This Slow Cooker Ranch White Chicken Chili is an instant favorite! The slow cooker does so much to develop the rich savory broth – it’s my favorite part! And don’t worry about the chilies, they aren’t spicy so you won’t end up with chili with a lot of heat.

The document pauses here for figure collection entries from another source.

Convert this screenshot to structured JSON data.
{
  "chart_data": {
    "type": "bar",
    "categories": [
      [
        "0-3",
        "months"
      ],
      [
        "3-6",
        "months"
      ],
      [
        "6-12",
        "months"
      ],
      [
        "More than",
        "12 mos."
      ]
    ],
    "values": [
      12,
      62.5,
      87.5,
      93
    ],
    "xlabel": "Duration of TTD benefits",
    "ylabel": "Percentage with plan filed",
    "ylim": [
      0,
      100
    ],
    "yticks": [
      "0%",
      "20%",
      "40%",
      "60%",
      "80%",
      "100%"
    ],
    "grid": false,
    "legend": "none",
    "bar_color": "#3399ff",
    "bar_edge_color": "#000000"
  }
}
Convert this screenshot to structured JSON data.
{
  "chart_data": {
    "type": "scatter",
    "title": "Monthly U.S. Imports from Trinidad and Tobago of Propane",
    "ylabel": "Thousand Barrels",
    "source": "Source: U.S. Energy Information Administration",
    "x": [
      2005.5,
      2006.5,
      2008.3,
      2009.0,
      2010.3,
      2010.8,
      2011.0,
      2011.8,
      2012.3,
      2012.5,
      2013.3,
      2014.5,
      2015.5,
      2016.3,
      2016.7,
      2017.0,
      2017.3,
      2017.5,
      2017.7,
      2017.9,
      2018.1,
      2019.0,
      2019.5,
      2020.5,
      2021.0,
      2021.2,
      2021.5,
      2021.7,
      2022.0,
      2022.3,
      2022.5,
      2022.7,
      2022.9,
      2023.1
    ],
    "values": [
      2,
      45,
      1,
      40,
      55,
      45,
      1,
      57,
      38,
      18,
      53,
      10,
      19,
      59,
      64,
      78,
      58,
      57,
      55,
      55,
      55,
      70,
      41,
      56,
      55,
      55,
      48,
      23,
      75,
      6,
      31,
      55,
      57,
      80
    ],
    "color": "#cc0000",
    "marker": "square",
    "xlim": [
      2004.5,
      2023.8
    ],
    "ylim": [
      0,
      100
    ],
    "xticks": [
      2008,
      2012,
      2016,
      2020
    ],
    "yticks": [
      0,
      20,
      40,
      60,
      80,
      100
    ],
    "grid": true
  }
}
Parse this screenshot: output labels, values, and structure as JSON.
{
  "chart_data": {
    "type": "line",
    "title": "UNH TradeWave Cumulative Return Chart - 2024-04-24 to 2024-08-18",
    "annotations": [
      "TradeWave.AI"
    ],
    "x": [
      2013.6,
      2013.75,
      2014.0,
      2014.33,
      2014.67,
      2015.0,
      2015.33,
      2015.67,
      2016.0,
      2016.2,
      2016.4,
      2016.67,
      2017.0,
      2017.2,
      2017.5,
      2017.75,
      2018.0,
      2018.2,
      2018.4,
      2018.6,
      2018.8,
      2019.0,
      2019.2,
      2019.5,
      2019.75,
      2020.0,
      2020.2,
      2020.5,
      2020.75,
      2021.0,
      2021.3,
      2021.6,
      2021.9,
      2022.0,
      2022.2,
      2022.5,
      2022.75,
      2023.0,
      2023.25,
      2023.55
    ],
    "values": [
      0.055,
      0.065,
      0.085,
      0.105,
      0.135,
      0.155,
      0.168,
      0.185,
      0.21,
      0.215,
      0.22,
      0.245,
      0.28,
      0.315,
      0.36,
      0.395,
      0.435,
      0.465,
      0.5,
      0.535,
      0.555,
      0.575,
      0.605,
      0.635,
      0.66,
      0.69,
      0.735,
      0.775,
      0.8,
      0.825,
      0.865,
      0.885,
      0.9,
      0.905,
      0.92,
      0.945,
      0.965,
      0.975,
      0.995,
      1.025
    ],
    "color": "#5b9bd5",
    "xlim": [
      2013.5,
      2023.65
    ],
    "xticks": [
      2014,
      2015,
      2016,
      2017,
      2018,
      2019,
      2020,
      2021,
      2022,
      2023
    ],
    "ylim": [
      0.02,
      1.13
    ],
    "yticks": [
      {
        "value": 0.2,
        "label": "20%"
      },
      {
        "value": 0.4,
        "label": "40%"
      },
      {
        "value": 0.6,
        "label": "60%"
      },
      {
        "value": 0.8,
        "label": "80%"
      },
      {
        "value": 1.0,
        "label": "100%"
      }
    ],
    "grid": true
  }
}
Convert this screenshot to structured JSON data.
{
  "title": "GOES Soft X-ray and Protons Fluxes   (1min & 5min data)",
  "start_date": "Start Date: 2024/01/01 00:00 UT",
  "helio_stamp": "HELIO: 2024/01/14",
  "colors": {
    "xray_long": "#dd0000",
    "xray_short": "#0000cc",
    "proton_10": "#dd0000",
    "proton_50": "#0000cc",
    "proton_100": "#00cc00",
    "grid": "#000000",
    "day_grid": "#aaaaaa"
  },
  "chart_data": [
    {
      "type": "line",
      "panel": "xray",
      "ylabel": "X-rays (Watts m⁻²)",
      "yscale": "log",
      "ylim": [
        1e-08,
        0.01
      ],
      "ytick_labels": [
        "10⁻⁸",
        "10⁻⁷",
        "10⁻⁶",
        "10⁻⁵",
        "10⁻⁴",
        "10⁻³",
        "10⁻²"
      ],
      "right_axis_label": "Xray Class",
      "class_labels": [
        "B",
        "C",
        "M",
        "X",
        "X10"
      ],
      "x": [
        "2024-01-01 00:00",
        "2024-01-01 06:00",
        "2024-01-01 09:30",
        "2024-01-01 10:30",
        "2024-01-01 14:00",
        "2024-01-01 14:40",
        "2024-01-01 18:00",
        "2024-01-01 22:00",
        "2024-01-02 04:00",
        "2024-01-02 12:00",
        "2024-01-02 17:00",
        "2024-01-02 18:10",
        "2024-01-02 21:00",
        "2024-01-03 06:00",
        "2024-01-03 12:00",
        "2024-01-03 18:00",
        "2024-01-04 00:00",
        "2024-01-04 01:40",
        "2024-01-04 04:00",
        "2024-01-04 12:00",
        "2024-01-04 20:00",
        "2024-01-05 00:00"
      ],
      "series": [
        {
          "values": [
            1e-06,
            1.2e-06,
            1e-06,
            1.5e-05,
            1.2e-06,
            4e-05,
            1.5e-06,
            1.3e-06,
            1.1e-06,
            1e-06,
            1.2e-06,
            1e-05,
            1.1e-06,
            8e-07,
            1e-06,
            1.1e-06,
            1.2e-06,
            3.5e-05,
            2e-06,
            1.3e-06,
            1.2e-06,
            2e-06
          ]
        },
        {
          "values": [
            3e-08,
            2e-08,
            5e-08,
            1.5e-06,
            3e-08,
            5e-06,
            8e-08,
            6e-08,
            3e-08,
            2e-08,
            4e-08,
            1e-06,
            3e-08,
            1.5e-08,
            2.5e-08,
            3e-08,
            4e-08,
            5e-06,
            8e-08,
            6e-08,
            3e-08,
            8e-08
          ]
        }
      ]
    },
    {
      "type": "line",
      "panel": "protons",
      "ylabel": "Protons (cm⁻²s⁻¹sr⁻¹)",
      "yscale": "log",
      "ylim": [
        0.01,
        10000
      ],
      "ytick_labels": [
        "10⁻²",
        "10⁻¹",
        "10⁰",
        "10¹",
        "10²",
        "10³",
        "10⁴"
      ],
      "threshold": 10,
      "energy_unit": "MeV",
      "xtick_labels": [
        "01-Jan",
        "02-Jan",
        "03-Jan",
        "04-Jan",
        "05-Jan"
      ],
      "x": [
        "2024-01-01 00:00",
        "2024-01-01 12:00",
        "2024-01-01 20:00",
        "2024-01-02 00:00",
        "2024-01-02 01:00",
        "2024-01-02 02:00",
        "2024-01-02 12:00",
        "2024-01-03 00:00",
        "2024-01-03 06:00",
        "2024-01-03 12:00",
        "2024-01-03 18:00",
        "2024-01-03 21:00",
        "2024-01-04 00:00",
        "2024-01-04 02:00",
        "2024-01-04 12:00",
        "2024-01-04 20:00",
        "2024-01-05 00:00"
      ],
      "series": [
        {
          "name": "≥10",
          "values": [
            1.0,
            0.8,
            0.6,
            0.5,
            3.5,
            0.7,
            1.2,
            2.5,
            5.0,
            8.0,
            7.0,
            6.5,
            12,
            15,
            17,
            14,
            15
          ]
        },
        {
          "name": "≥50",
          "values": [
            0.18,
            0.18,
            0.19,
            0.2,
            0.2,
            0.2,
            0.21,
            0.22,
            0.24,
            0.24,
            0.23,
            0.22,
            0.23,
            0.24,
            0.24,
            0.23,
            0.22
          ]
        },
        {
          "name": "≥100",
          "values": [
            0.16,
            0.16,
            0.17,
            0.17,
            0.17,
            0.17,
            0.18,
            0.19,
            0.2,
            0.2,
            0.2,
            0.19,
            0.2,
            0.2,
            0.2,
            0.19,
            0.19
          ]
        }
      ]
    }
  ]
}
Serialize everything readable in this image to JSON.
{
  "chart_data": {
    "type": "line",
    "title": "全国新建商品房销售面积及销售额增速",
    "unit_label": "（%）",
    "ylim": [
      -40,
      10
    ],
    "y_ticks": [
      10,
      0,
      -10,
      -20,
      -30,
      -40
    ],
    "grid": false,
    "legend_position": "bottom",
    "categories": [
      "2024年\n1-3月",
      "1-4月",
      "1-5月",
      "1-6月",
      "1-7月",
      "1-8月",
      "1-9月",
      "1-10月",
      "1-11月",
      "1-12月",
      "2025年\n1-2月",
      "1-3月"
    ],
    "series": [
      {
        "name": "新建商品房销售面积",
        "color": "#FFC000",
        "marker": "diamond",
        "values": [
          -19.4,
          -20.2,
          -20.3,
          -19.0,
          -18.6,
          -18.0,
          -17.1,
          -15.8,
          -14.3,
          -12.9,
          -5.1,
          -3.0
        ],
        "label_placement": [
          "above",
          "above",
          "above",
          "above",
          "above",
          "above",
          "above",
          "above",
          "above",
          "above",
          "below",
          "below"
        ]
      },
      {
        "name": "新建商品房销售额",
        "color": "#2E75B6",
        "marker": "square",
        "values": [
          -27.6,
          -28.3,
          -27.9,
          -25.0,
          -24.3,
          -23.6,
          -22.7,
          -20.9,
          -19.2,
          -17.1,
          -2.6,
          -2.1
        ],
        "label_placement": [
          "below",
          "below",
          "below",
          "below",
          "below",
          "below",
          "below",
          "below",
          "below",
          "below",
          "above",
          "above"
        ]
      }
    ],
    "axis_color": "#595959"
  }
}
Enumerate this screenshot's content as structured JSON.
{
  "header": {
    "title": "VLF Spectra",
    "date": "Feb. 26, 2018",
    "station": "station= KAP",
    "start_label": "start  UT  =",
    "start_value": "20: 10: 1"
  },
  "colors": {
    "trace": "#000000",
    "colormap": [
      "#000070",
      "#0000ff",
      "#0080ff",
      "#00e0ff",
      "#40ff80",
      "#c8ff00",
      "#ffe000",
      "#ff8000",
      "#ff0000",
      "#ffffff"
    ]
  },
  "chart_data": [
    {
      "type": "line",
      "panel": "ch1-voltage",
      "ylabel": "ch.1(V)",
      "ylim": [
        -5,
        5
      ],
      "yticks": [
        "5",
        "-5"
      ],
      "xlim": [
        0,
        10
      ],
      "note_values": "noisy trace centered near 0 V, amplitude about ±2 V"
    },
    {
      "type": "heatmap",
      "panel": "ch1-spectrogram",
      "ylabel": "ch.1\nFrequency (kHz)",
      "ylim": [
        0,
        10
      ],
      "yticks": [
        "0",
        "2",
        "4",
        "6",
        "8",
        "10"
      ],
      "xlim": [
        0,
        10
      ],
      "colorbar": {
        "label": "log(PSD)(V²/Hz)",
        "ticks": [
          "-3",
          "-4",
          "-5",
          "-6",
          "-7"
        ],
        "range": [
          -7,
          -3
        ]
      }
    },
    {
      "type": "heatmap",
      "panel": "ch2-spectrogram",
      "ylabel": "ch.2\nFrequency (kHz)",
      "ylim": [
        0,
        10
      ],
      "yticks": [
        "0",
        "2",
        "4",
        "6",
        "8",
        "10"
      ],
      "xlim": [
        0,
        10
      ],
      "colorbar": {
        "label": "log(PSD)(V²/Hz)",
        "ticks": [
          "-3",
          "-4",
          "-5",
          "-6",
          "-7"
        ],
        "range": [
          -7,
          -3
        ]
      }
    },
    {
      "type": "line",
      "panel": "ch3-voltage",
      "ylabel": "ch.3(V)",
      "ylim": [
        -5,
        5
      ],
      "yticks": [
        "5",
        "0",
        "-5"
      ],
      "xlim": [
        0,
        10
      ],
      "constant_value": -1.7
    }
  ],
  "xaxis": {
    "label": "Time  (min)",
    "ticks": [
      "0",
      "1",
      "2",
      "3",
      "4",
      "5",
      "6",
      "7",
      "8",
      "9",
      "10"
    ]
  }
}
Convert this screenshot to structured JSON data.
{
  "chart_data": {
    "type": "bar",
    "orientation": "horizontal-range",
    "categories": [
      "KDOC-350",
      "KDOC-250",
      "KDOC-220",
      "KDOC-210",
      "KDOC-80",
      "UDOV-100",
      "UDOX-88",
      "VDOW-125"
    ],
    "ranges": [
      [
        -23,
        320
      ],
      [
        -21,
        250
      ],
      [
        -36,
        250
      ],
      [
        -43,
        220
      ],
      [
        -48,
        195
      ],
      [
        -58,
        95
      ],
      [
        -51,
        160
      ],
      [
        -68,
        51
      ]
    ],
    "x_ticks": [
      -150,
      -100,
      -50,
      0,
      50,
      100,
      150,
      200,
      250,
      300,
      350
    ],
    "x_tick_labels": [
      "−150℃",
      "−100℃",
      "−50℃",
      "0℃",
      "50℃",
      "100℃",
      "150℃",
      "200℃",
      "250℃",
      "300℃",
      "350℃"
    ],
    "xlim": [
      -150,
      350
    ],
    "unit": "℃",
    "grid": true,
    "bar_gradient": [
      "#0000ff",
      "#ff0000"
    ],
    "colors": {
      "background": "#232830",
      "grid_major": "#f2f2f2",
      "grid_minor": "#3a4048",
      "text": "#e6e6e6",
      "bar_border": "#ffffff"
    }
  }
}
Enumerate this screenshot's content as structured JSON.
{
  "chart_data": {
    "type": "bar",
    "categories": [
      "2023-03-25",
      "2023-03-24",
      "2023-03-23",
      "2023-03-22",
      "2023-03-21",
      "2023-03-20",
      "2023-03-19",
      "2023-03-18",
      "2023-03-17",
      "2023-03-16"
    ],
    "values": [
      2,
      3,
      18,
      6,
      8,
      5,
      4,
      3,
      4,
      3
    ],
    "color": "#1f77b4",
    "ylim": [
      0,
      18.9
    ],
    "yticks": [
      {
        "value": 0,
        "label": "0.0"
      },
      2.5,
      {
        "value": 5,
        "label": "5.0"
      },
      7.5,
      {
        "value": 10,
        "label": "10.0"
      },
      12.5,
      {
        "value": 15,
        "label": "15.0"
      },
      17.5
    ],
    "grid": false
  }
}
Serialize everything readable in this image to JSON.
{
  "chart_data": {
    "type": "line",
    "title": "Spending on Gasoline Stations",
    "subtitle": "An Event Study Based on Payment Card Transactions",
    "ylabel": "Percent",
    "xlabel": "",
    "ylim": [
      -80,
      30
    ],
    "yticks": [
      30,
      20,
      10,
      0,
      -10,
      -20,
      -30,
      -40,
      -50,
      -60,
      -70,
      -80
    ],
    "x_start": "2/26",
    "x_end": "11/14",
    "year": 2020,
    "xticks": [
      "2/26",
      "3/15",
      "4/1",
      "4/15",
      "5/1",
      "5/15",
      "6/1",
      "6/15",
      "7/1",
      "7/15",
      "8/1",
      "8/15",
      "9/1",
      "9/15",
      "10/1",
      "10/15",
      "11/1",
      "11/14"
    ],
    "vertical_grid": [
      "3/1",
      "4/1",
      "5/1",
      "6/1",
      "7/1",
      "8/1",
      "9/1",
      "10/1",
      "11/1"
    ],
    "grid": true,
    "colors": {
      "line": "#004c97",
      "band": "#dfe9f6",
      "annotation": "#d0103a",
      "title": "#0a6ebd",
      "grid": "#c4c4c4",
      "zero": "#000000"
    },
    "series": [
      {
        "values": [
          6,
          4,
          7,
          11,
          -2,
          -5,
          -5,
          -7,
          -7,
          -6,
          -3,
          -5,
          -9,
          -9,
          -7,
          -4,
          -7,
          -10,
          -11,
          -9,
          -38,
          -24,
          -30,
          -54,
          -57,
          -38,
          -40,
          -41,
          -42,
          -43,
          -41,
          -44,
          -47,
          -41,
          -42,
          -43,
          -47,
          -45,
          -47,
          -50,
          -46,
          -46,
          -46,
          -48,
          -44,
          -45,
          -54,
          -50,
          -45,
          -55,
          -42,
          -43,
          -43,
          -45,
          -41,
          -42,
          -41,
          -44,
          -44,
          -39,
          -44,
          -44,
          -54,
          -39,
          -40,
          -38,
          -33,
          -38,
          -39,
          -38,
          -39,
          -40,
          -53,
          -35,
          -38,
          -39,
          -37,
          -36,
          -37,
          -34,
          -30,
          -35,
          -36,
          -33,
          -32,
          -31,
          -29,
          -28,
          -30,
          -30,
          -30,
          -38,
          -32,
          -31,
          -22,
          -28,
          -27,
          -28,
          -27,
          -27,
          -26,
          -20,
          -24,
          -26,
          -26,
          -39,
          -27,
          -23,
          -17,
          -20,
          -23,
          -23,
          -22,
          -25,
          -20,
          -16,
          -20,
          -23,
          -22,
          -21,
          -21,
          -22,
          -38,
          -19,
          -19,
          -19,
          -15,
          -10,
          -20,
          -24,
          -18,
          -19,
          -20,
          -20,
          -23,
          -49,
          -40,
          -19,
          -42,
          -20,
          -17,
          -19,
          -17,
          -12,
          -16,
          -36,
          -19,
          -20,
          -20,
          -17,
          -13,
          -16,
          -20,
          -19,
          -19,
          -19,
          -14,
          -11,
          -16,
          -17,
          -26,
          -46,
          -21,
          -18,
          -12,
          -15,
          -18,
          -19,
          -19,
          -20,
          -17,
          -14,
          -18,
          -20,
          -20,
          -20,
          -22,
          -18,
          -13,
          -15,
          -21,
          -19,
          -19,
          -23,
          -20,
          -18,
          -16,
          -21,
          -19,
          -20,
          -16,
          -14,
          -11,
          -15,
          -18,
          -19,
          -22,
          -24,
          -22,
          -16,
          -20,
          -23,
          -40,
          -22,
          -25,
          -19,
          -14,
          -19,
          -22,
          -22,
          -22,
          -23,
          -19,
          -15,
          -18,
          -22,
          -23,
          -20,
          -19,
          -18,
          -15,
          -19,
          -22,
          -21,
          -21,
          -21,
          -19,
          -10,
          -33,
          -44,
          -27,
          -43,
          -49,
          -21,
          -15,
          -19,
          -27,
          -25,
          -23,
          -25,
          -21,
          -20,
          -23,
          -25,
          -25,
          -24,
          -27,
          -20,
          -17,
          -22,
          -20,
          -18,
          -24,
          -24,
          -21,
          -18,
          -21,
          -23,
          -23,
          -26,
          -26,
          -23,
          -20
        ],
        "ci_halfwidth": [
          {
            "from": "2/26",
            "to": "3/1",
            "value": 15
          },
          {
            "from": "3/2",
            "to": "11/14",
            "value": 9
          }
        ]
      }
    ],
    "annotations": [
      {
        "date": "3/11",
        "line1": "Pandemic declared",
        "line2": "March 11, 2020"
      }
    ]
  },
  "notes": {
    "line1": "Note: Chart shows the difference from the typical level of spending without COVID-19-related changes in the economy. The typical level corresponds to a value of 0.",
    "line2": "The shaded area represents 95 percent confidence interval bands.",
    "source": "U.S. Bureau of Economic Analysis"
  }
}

In fact, there’s not any heat in this at all, but that could change instantly with the addition of a little ground habanero powder if you you like it spicy!
- 3 large boneless, skinless chicken breasts - about 2.5 pounds
- 3 cups chicken broth
- 1 large onion chopped
- 3 garlic cloves minced
- 2 teaspoons cumin
- 2 teaspoons oregano
- 2 chicken bullion cubes
- 1 (1-ounce) packet ranch dressing mix
- 2 (15.8-ounce) cans Great Northern beans, drained
- 2 (4.5-ounce) cans chopped green chilies
- 1 (11-ounce) can white shoepeg corn, drained
- Salt and pepper
- sour cream and fresh cilantro for garnish optional
- In the crock of a 4 to 5 quart slow cooker, combine the broth, onion, garlic, cumin, oregano, bullion cubes, and ranch dressing powder.
- Add the chicken breasts to the broth, cover, and cook on low for 4 to 6 hours.